Vancouver International Mountain Film Festival: Groundswell takes a surfing safari to the Great Bear Rainforest

Threat of Enbridge pipeline looms over documentary short's gorgeous, evocative images

    1 of 2 2 of 2

      When the Raincoast Conservation Society decided to put together a coastal expedition to B.C.’s Great Bear Rainforest to showcase its irreplaceable wilderness values, it wanted to present things a bit differently than the usual environmental documentary.

      So it brought in filmmaker Chris Malloy, a former pro surfer from California, and some surfing buds: his bro (literally) Dan Malloy, Trevor Gordon, and B.C.’s Peter Devries.

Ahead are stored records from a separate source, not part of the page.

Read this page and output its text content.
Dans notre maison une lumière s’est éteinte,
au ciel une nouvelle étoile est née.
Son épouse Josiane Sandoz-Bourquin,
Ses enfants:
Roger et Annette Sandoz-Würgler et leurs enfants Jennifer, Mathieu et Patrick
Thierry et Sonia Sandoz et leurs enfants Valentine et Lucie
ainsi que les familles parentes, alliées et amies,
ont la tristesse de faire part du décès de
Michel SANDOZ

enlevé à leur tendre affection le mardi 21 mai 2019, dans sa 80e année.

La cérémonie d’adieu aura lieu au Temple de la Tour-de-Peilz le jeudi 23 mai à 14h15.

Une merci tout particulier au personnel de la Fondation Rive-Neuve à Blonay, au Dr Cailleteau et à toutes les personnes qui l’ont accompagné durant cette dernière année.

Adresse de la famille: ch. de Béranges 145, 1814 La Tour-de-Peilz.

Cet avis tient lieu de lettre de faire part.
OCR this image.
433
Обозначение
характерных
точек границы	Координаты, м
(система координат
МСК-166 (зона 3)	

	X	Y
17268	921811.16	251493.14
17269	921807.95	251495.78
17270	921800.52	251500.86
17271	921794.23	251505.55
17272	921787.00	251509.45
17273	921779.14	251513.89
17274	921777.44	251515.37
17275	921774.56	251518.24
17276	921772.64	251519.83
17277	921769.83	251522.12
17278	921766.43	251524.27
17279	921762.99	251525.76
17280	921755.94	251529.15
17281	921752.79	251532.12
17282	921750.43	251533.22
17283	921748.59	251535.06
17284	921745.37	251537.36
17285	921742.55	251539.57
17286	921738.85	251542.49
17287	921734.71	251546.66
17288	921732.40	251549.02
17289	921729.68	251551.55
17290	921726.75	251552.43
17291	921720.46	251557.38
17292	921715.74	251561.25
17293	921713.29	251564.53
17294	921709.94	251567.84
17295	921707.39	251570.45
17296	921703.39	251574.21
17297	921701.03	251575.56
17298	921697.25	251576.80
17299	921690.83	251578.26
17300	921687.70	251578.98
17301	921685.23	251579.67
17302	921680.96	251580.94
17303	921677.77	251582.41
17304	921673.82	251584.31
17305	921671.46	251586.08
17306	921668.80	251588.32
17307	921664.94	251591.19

      The result is a great little doc (just under a half-hour) with some outstanding wildlife and landscape photography and one of the more unusual hooks for a film with a message: wandering the GBR’s coastal crevices in a 21-metre sailboat, looking for pristine swells.

      With the prospect of supertanker traffic in those waters if the proposed Enbridge tar-sands bitumen pipeline to Kitimat gets pushed through, there is a sense of urgency, and poignancy, to the images on the screen.

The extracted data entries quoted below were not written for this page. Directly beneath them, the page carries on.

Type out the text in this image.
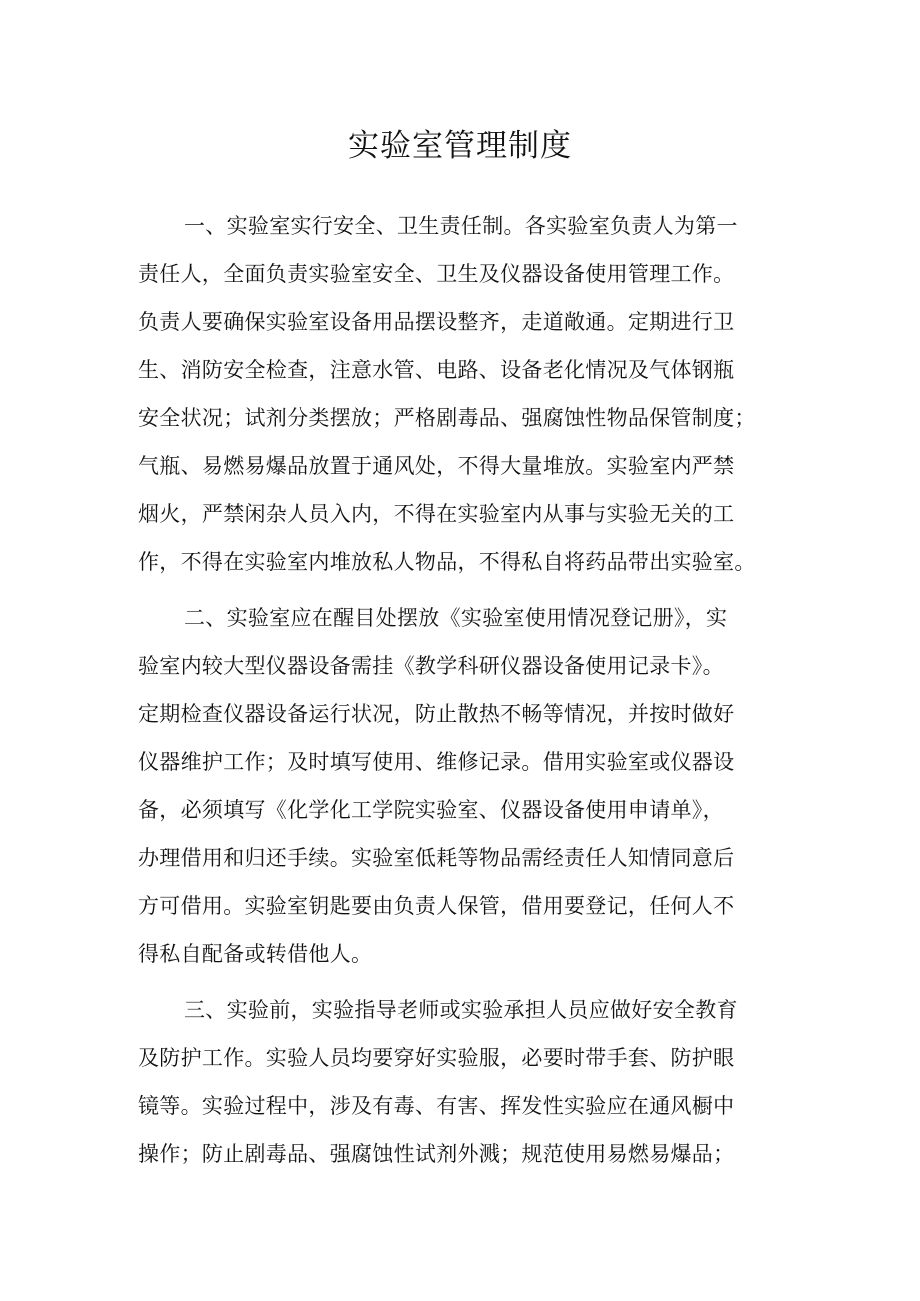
实验室管理制度
一、实验室实行安全、卫生责任制。各实验室负责人为第一
责任人，全面负责实验室安全、卫生及仪器设备使用管理工作。
负责人要确保实验室设备用品摆设整齐，走道敞通。定期进行卫
生、消防安全检查，注意水管、电路、设备老化情况及气体钢瓶
安全状况；试剂分类摆放；严格剧毒品、强腐蚀性物品保管制度；
气瓶、易燃易爆品放置于通风处，不得大量堆放。实验室内严禁
烟火，严禁闲杂人员入内，不得在实验室内从事与实验无关的工
作，不得在实验室内堆放私人物品，不得私自将药品带出实验室。
二、实验室应在醒目处摆放《实验室使用情况登记册》，实
验室内较大型仪器设备需挂《教学科研仪器设备使用记录卡》。
定期检查仪器设备运行状况，防止散热不畅等情况，并按时做好
仪器维护工作；及时填写使用、维修记录。借用实验室或仪器设
备，必须填写《化学化工学院实验室、仪器设备使用申请单》，
办理借用和归还手续。实验室低耗等物品需经责任人知情同意后
方可借用。实验室钥匙要由负责人保管，借用要登记，任何人不
得私自配备或转借他人。
三、实验前，实验指导老师或实验承担人员应做好安全教育
及防护工作。实验人员均要穿好实验服，必要时带手套、防护眼
镜等。实验过程中，涉及有毒、有害、挥发性实验应在通风橱中
操作；防止剧毒品、强腐蚀性试剂外溅；规范使用易燃易爆品；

      Heiltsuk First Nation members discuss the value and significance to their people of the land, rivers, wildlife, and ocean and emphasize their opposition to oceangoing oil in such dangerous waters.

      As one puts it: “Anything that threatens this place also threatens the people, also threatens the culture, also threatens the food of our entire existence here.”

      But it’s this surfari’s action shots that will have the boarders craning their necks. The pros catch some pretty nice waves, some seeming as big as five or six metres, often with only a solitary deer or bear as an audience.

      Watery wildlife abounds as well. As director Malloy told Outside magazine’s adventure blog in March 2012: “I've never been in water with so much life around me. There were bears on the beach with salmon in their mouths, orcas in the water around the boat, bald eagles in the trees. The coastline is like nowhere else on Earth. There's huge surf, big winds, it's so tempestuous that everything has to be just right to get good waves…It was as amazing as any surf experience I've ever had.”

      Great original music by California’s Todd Hannigan and English folkie Roo Panes is a highlight and suits the evocative images like a form-fitting wetsuit.

       

      Groundswell plays at North Vancouver’s Centennial Theatre on Tuesday, February 12, at 7:30 p.m. as part of the Vancouver International Mountain Film Festival’s Environmental Night. There will be three guest speakers/presenters as well as three other short documentaries: A Winter North: Skiing the Sacred Headwaters; Rocking the River With Yow & Pow; and Reflections: Art for an Oil Free Coast.